The surrealism is disconcerting at first, especially as coincidence piles on coincidence — at one point Jackson Brodie shakes his head in disbelief at resulting synchronicities — but Atkinson’s skill is in making us accept them because the writing, characterisation and plotting are all so compelling. One aspect of the surrealism is the unacknowledged parallel with the Punch & Judy puppet show. The interactions frequently recall incidents in the seaside entertainment: a Mr Punch-like character who bludgeons people (“That’s the way to do it!”), a long-suffering wife, a baby whose existence is threatened, a police officer, an executioner (handgun rather than hangman’s rope), a dog Toby substitute, a clown. The only things missing are the sausages and the crocodile.

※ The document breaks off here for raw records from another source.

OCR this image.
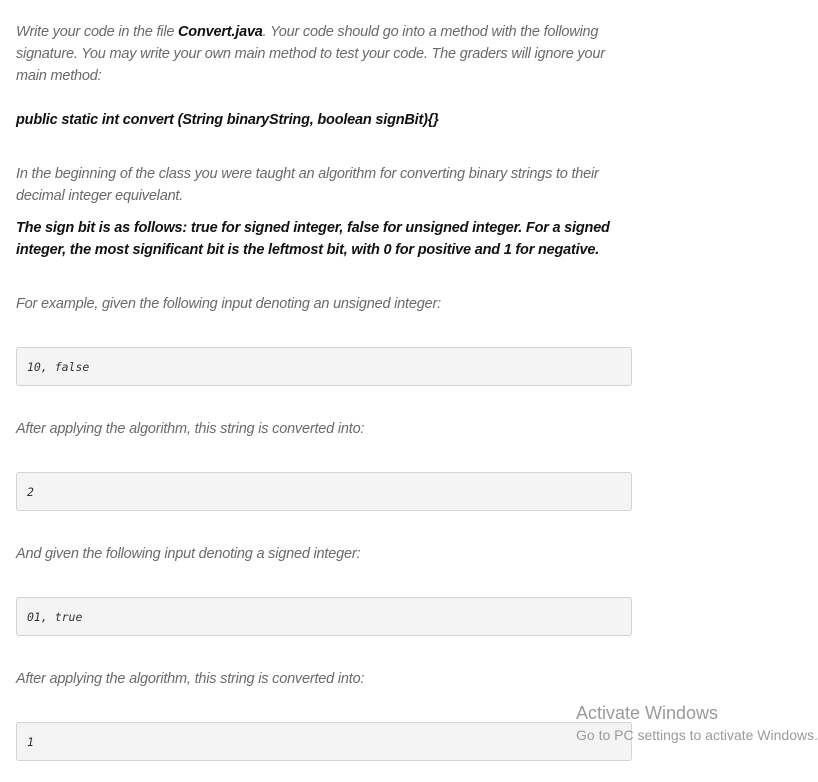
Write your code in the file Convert.java. Your code should go into a method with the following signature. You may write your own main method to test your code. The graders will ignore your main method:

public static int convert (String binaryString, boolean signBit){}

In the beginning of the class you were taught an algorithm for converting binary strings to their decimal integer equivelant.

The sign bit is as follows: true for signed integer, false for unsigned integer. For a signed integer, the most significant bit is the leftmost bit, with 0 for positive and 1 for negative.

For example, given the following input denoting an unsigned integer:

10, false

After applying the algorithm, this string is converted into:

2

And given the following input denoting a signed integer:

01, true

After applying the algorithm, this string is converted into:

1
Activate Windows
Go to PC settings to activate Windows.
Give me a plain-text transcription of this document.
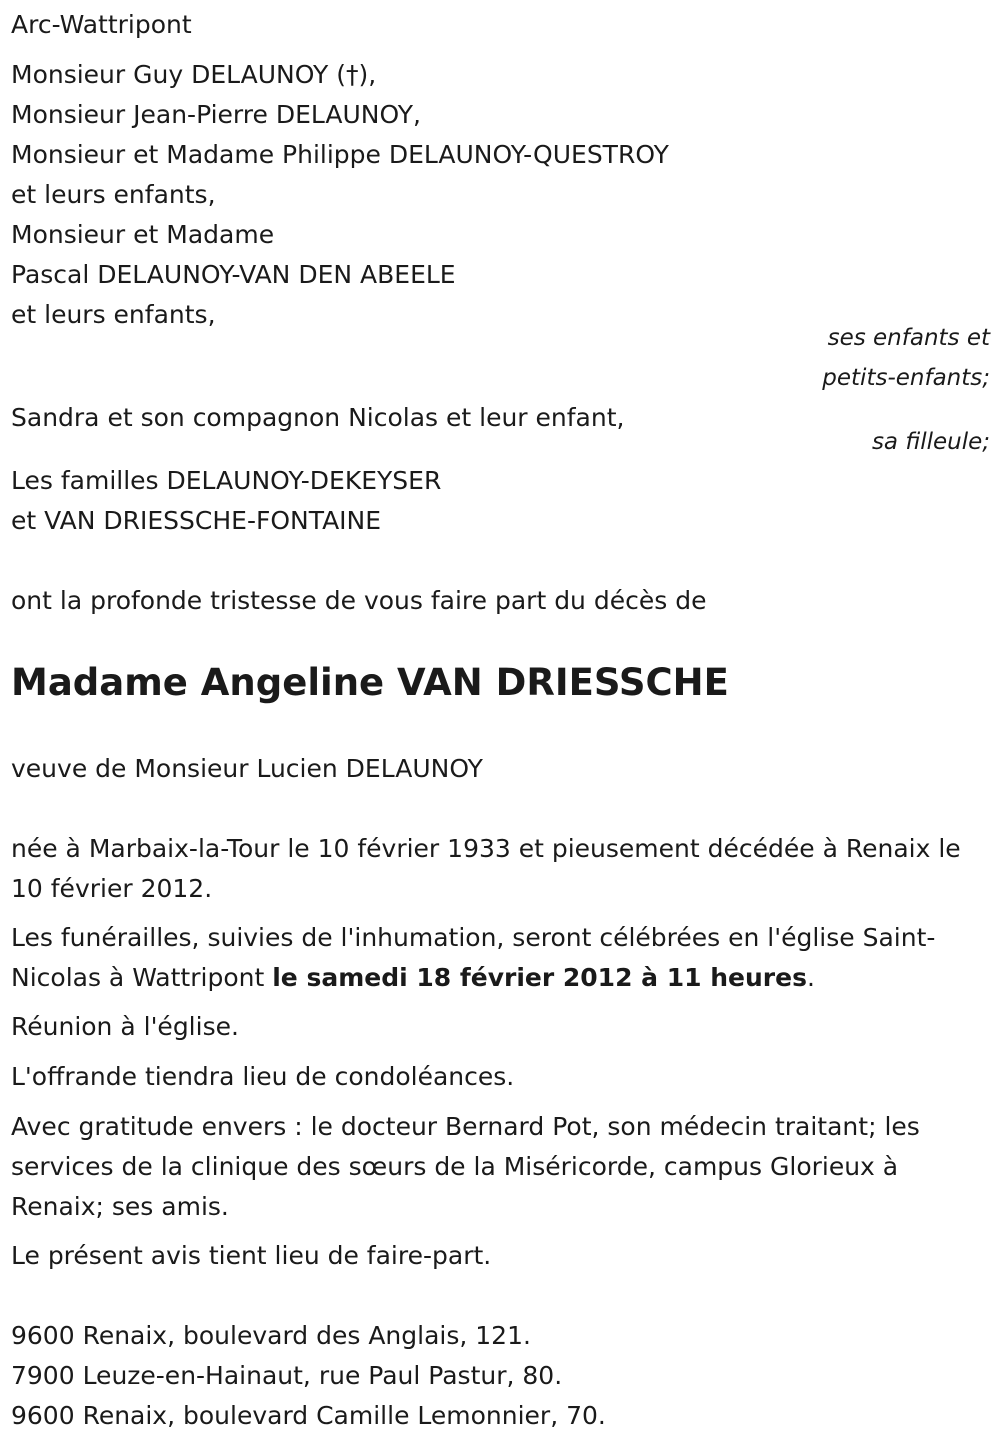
Arc-Wattripont
Monsieur Guy DELAUNOY (†),
Monsieur Jean-Pierre DELAUNOY,
Monsieur et Madame Philippe DELAUNOY-QUESTROY
et leurs enfants,
Monsieur et Madame
Pascal DELAUNOY-VAN DEN ABEELE
et leurs enfants,
ses enfants et
petits-enfants;
Sandra et son compagnon Nicolas et leur enfant,
sa filleule;
Les familles DELAUNOY-DEKEYSER
et VAN DRIESSCHE-FONTAINE
ont la profonde tristesse de vous faire part du décès de
Madame Angeline VAN DRIESSCHE
veuve de Monsieur Lucien DELAUNOY
née à Marbaix-la-Tour le 10 février 1933 et pieusement décédée à Renaix le 10 février 2012.
Les funérailles, suivies de l'inhumation, seront célébrées en l'église Saint-Nicolas à Wattripont le samedi 18 février 2012 à 11 heures.
Réunion à l'église.
L'offrande tiendra lieu de condoléances.
Avec gratitude envers : le docteur Bernard Pot, son médecin traitant; les services de la clinique des sœurs de la Miséricorde, campus Glorieux à Renaix; ses amis.
Le présent avis tient lieu de faire-part.
9600 Renaix, boulevard des Anglais, 121.
7900 Leuze-en-Hainaut, rue Paul Pastur, 80.
9600 Renaix, boulevard Camille Lemonnier, 70.
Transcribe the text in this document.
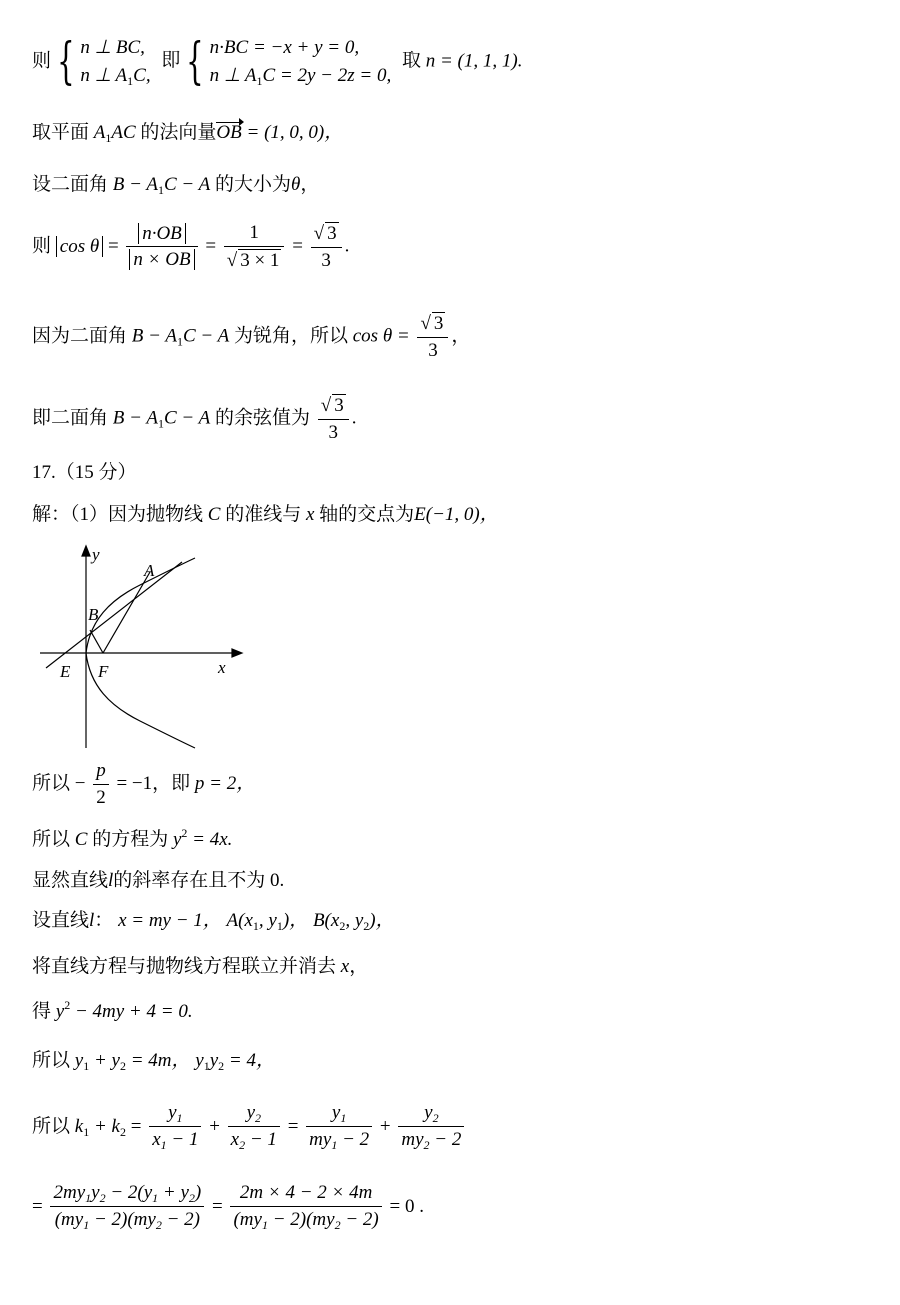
则 { n ⊥ BC,
n ⊥ $A_1C$, 即 { n·BC = −x + y = 0,
n ⊥ $A_1C = 2y - 2z = 0$, 取 n = (1, 1, 1).
取平面 $A_1AC$ 的法向量OB = (1, 0, 0)，
设二面角 $B - A_1C - A$ 的大小为θ，
则 $\cos \theta = \frac{n\cdot OB}{n \times OB} = \frac{1}{√ 3 \times 1} = \frac{√ 3}{3}$ .
因为二面角 $B - A_1C - A$ 为锐角，所以 $\cos \theta = \frac{√ 3}{3}$ ，
即二面角 $B - A_1C - A$ 的余弦值为 $\frac{√ 3}{3}$ .
17.（15 分）
解：（1）因为抛物线 C 的准线与 x 轴的交点为E(−1, 0)，
y
x
A
B
E F
所以 − $\frac{p}{2} = -1$，即 p = 2，
所以 C 的方程为 $y^2 = 4x$.
显然直线l的斜率存在且不为 0.
设直线l： x = my − 1， $A(x_1$, $y_1$)， $B(x_2$, $y_2$)，
将直线方程与抛物线方程联立并消去 x，
得 $y^2 - 4my + 4 = 0$.
所以 $y_1 + y_2 = 4m$， $y_1y_2 = 4$，
所以 $k_1 + k_2 = \frac{y_1}{x_1 - 1} + \frac{y_2}{x_2 - 1} = \frac{y_1}{my_1 - 2} + \frac{y_2}{my_2 - 2}$
= $\frac{2my_1y_2 - 2(y_1 + y_2)}{(my_1 - 2)(my_2 - 2)} = \frac{2m \times 4 - 2 \times 4m}{(my_1 - 2)(my_2 - 2)} = 0$ .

So, how to regard this novel? The clue is in its subtitle. It’s jolly, full of fun and humorous touches, despite the gruesomeness. It includes murder most foul, most definitely. And mystery — Atkinson keeps us guessing right the way to the end, even including the envoi, with its twist in the tale just after the main revelations are made. Underlying all is that strong sense of justice that convinces us matches the author’s convictions, the passionate dislike of sociopathic behaviours and the antisocial attitudes of grasping entrepreneurs.
But, above all, I found this an enjoyable read, the work of an accomplished writer. That’s the way to do it!